Brad Weber – Staff Writer
On Thursday, October 26th, the Sioux County Conservatives group held an event featuring Dr. Steve Kirby, in which he shared his views on Islam. This meeting was originally going to be held at the Sioux Center Pizza Ranch, but, because of potential protests, was moved to the Sioux Center Library. For some of the liberals protesting the event, this relocation was not enough; a campaign was started on Facebook to get the event canceled outright, with one of the initiators of the protest saying, “LET’S SHUT IT DOWN” and “FERMENTING HATE IN IOWA IS NOT ACCEPTABLE!!!”
In the face of this event and the protest, one concept I believe should be more widely taught is the Overton window. The Overton window, briefly, is the range of socially acceptable positions people may hold. In the 1850s it was socially acceptable for Abraham Lincoln to say, “there is a physical difference between the white and black races which I believe will forever forbid the two races living together on terms of social and political equality”; needless to say, this is no longer a socially accepted view. In the 1950s it would have been socially unacceptable to condone homosexuality, but nowadays many people do. The Overton window has shifted to include some new views (homosexuality), and to exclude some old views (white supremacy).
The First Amendment was not put in place to protect views within the Overton window because, by nature of being within the Overton window, these views are generally not under threat. The First Amendment was put in place specifically to protect ideas outside of the Overton window so that, if these ideas were good, they could be spread. This freedom of speech has generally benefited those who hold minority opinions the most. Many landmark First Amendment cases ruled in favor of civil rights activists, others in favor of communists, and even more in favor of those protesting American involvement in foreign wars.

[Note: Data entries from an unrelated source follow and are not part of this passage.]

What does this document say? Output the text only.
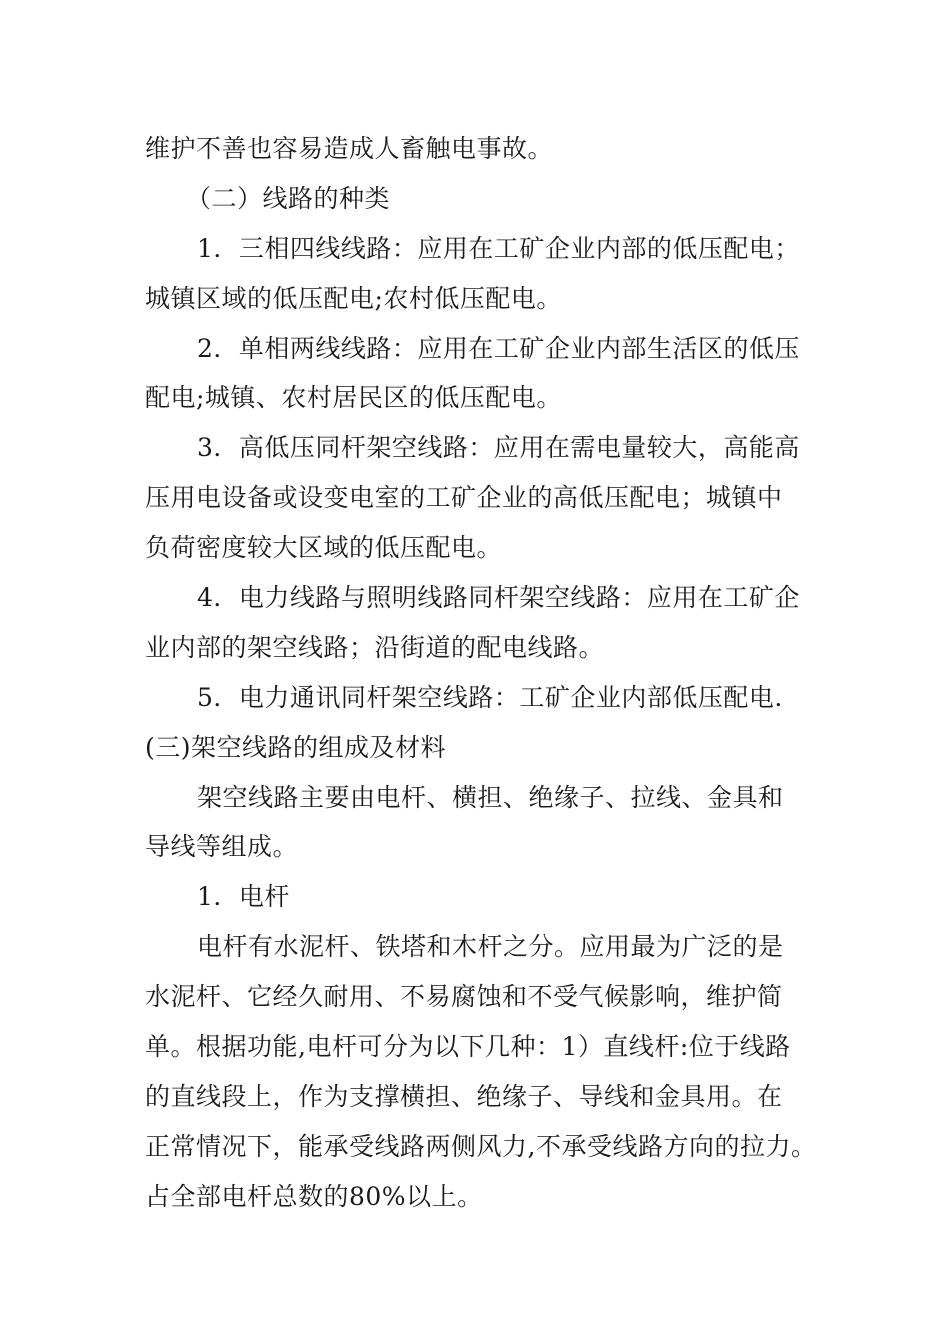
维护不善也容易造成人畜触电事故。
（二）线路的种类
1．三相四线线路：应用在工矿企业内部的低压配电；
城镇区域的低压配电;农村低压配电。
2．单相两线线路：应用在工矿企业内部生活区的低压
配电;城镇、农村居民区的低压配电。
3．高低压同杆架空线路：应用在需电量较大，高能高
压用电设备或设变电室的工矿企业的高低压配电；城镇中
负荷密度较大区域的低压配电。
4．电力线路与照明线路同杆架空线路：应用在工矿企
业内部的架空线路；沿街道的配电线路。
5．电力通讯同杆架空线路：工矿企业内部低压配电.
(三)架空线路的组成及材料
架空线路主要由电杆、横担、绝缘子、拉线、金具和
导线等组成。
1．电杆
电杆有水泥杆、铁塔和木杆之分。应用最为广泛的是
水泥杆、它经久耐用、不易腐蚀和不受气候影响，维护简
单。根据功能,电杆可分为以下几种：1）直线杆:位于线路
的直线段上，作为支撑横担、绝缘子、导线和金具用。在
正常情况下，能承受线路两侧风力,不承受线路方向的拉力。
占全部电杆总数的80%以上。
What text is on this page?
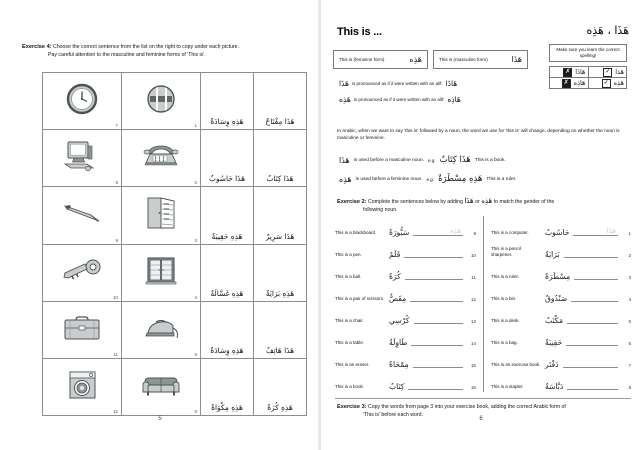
Exercise 4: Choose the correct sentence from the list on the right to copy under each picture.
Pay careful attention to the masculine and feminine forms of 'This is'.
7	1	هَذِهِ وِسَادَةٌ	هَذَا مِفْتَاحٌ

8	2	هَذَا حَاسُوبٌ	هَذَا كِتَابٌ

9	3	هَذِهِ حَقِيبَةٌ	هَذَا سَرِيرٌ

10	4	هَذِهِ غَسَّالَةٌ	هَذِهِ بَرَايَةٌ

11	5	هَذِهِ وِسَادَةٌ	هَذَا هَاتِفٌ

12	6	هَذِهِ مِكْوَاةٌ	هَذِهِ كُرَةٌ
5
This is ...	هَذَا ، هَذِه
This is (feminine form)	هَذِه	This is (masculine form)	هَذَا
Make sure you learn the correct spelling!
هَذَا is pronounced as if it were written with an alif: هَاذَا
هَذِه is pronounced as if it were written with an alif: هَاذِه
✗ هَاذَا	✓ هَذا

✗ هَاذِه	✓ هَذِه
In Arabic, when we want to say 'this is' followed by a noun, the word we use for 'this is' will change, depending on whether the noun is masculine or feminine.
هَذَا is used before a masculine noun. e.g. هَذَا كِتَابٌ This is a book.
هَذِه is used before a feminine noun. e.g. هَذِهِ مِسْطَرَةٌ This is a ruler.
Exercise 2: Complete the sentences below by adding هَذَا or هَذِه to match the gender of the
following noun.
This is a blackboard.	سَبُّورَةٌ	هَذِه	9
This is a pen.	قَلَمٌ	10
This is a ball.	كُرَةٌ	11
This is a pair of scissors. مِقَصٌّ	12
This is a chair.	كُرْسِي	13
This is a table.	طَاوِلَةٌ	14
This is an eraser.	مِمْحَاةٌ	15
This is a book.	كِتَابٌ	16
This is a computer.	حَاسُوبٌ	هَذَا	1
This is a pencil sharpener.	بَرَايَةٌ	2
This is a ruler.	مِسْطَرَةٌ	3
This is a bin.	صَنْدُوقٌ	4
This is a desk.	مَكْتَبٌ	5
This is a bag.	حَقِيبَةٌ	6
This is an exercise book. دَفْتَر	7
This is a stapler.	دَبَّاسَةٌ	8
Exercise 3: Copy the words from page 3 into your exercise book, adding the correct Arabic form of
'This is' before each word.
6
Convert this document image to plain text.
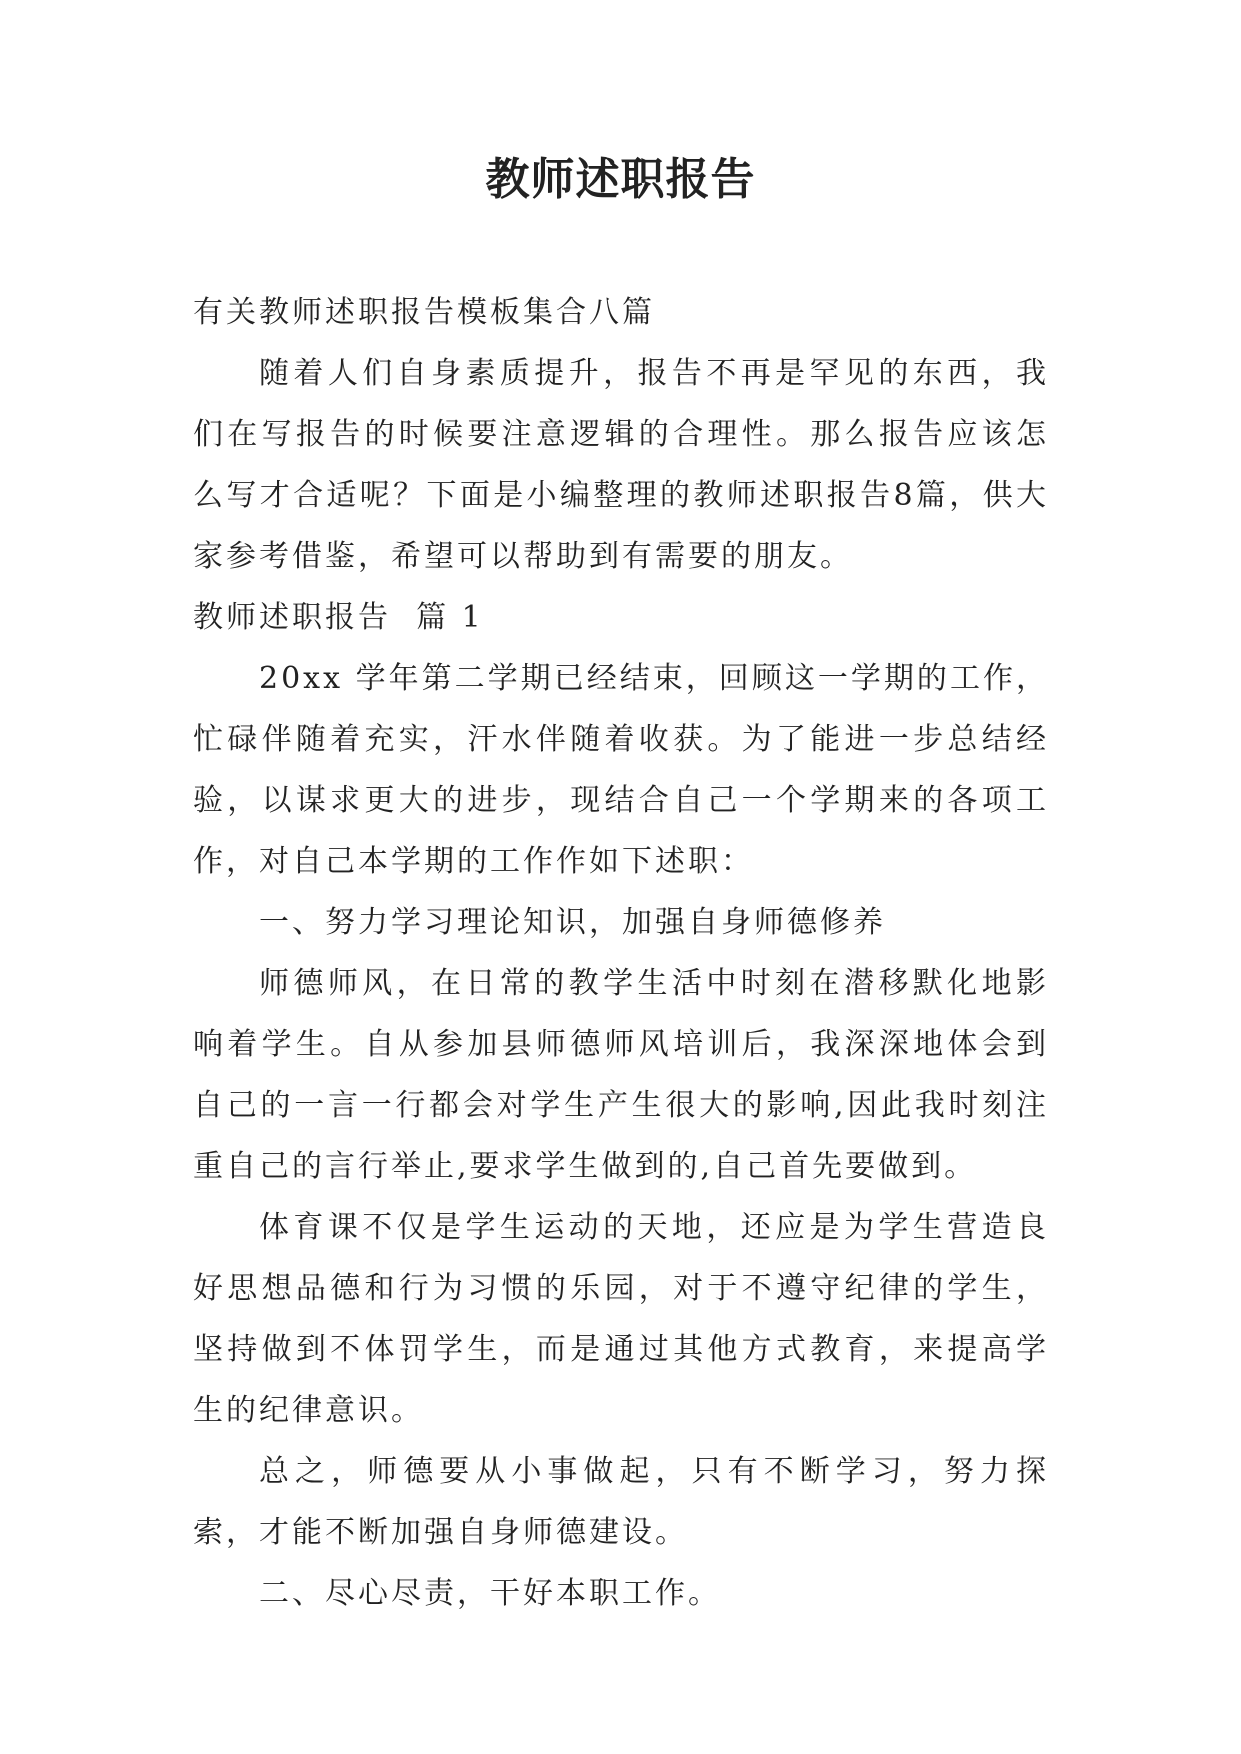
教师述职报告

有关教师述职报告模板集合八篇

随着人们自身素质提升，报告不再是罕见的东西，我们在写报告的时候要注意逻辑的合理性。那么报告应该怎么写才合适呢？下面是小编整理的教师述职报告8篇，供大家参考借鉴，希望可以帮助到有需要的朋友。

教师述职报告  篇 1

20xx 学年第二学期已经结束，回顾这一学期的工作，忙碌伴随着充实，汗水伴随着收获。为了能进一步总结经验，以谋求更大的进步，现结合自己一个学期来的各项工作，对自己本学期的工作作如下述职：

一、努力学习理论知识，加强自身师德修养

师德师风，在日常的教学生活中时刻在潜移默化地影响着学生。自从参加县师德师风培训后，我深深地体会到自己的一言一行都会对学生产生很大的影响,因此我时刻注重自己的言行举止,要求学生做到的,自己首先要做到。

体育课不仅是学生运动的天地，还应是为学生营造良好思想品德和行为习惯的乐园，对于不遵守纪律的学生，坚持做到不体罚学生，而是通过其他方式教育，来提高学生的纪律意识。

总之，师德要从小事做起，只有不断学习，努力探索，才能不断加强自身师德建设。

二、尽心尽责，干好本职工作。
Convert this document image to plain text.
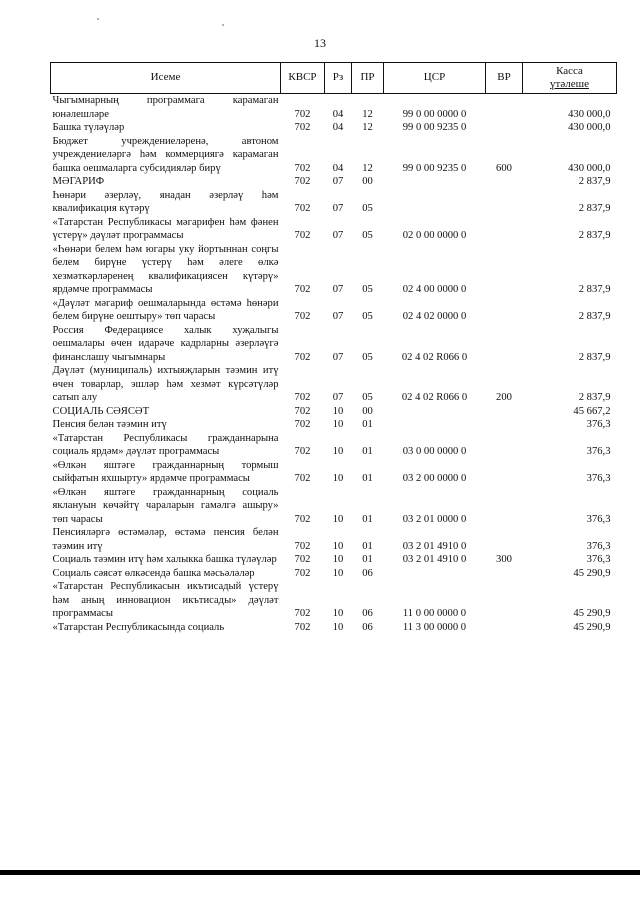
13
Исеме	КВСР	Рз	ПР	ЦСР	ВР	Касса
үтәлеше

Чыгымнарның программага карамаган юнәлешләре	702	04	12	99 0 00 0000 0		430 000,0
Башка түләүләр	702	04	12	99 0 00 9235 0		430 000,0
Бюджет учреждениеләренә, автоном учреждениеләргә һәм коммерциягә карамаган башка оешмаларга субсидияләр бирү	702	04	12	99 0 00 9235 0	600	430 000,0
МӘГАРИФ	702	07	00			2 837,9
Һөнәри әзерләү, янадан әзерләү һәм квалификация күтәрү	702	07	05			2 837,9
«Татарстан Республикасы мәгарифен һәм фәнен үстерү» дәүләт программасы	702	07	05	02 0 00 0000 0		2 837,9
«Һөнәри белем һәм югары уку йортыннан соңгы белем бирүне үстерү һәм әлеге өлкә хезмәткәрләренең квалификациясен күтәрү» ярдәмче программасы	702	07	05	02 4 00 0000 0		2 837,9
«Дәүләт мәгариф оешмаларында өстәмә һөнәри белем бирүне оештыру» төп чарасы	702	07	05	02 4 02 0000 0		2 837,9
Россия Федерациясе халык хуҗалыгы оешмалары өчен идарәче кадрларны әзерләүгә финанслашу чыгымнары	702	07	05	02 4 02 R066 0		2 837,9
Дәүләт (муниципаль) ихтыяҗларын тәэмин итү өчен товарлар, эшләр һәм хезмәт күрсәтүләр сатып алу	702	07	05	02 4 02 R066 0	200	2 837,9
СОЦИАЛЬ СӘЯСӘТ	702	10	00			45 667,2
Пенсия белән тәэмин итү	702	10	01			376,3
«Татарстан Республикасы гражданнарына социаль ярдәм» дәүләт программасы	702	10	01	03 0 00 0000 0		376,3
«Өлкән яштәге гражданнарның тормыш сыйфатын яхшырту» ярдәмче программасы	702	10	01	03 2 00 0000 0		376,3
«Өлкән яштәге гражданнарның социаль яклануын көчәйтү чараларын гамәлгә ашыру» төп чарасы	702	10	01	03 2 01 0000 0		376,3
Пенсияләргә өстәмәләр, өстәмә пенсия белән тәэмин итү	702	10	01	03 2 01 4910 0		376,3
Социаль тәэмин итү һәм халыкка башка түләүләр	702	10	01	03 2 01 4910 0	300	376,3
Социаль сәясәт өлкәсендә башка мәсьәләләр	702	10	06			45 290,9
«Татарстан Республикасын икътисадый үстерү һәм аның инновацион икътисады» дәүләт программасы	702	10	06	11 0 00 0000 0		45 290,9
«Татарстан Республикасында социаль	702	10	06	11 3 00 0000 0		45 290,9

So, when someone calls for shutting down an event because the views that will be shared are “NOT ACCEPTABLE”, I can’t help but wonder what views they believe should be protected by free speech. Should we protect ideas that are socially acceptable? That seems a bit unnecessary to me. Maybe we should only protect ideas that no one finds offensive; unfortunately, I find that idea itself offensive, so it’s a bit of a catch 22 there. Maybe, these people think that only ideas they agree with should be spread, and all other voices should be silenced; if that is the case I will kindly tell them that North Korea might be the perfect place for them.
Attempting to prevent a person from speaking to an audience that wants to listen is attempting to violate their right to free speech. We need free speech so that ideas may be spread, debated, critiqued, criticized, and, ultimately, accepted or rejected. So, if you disagree with a speaker, organize a counter event, protest, engage them with rigorous debate, but please do not attempt to undermine the bedrock of free society.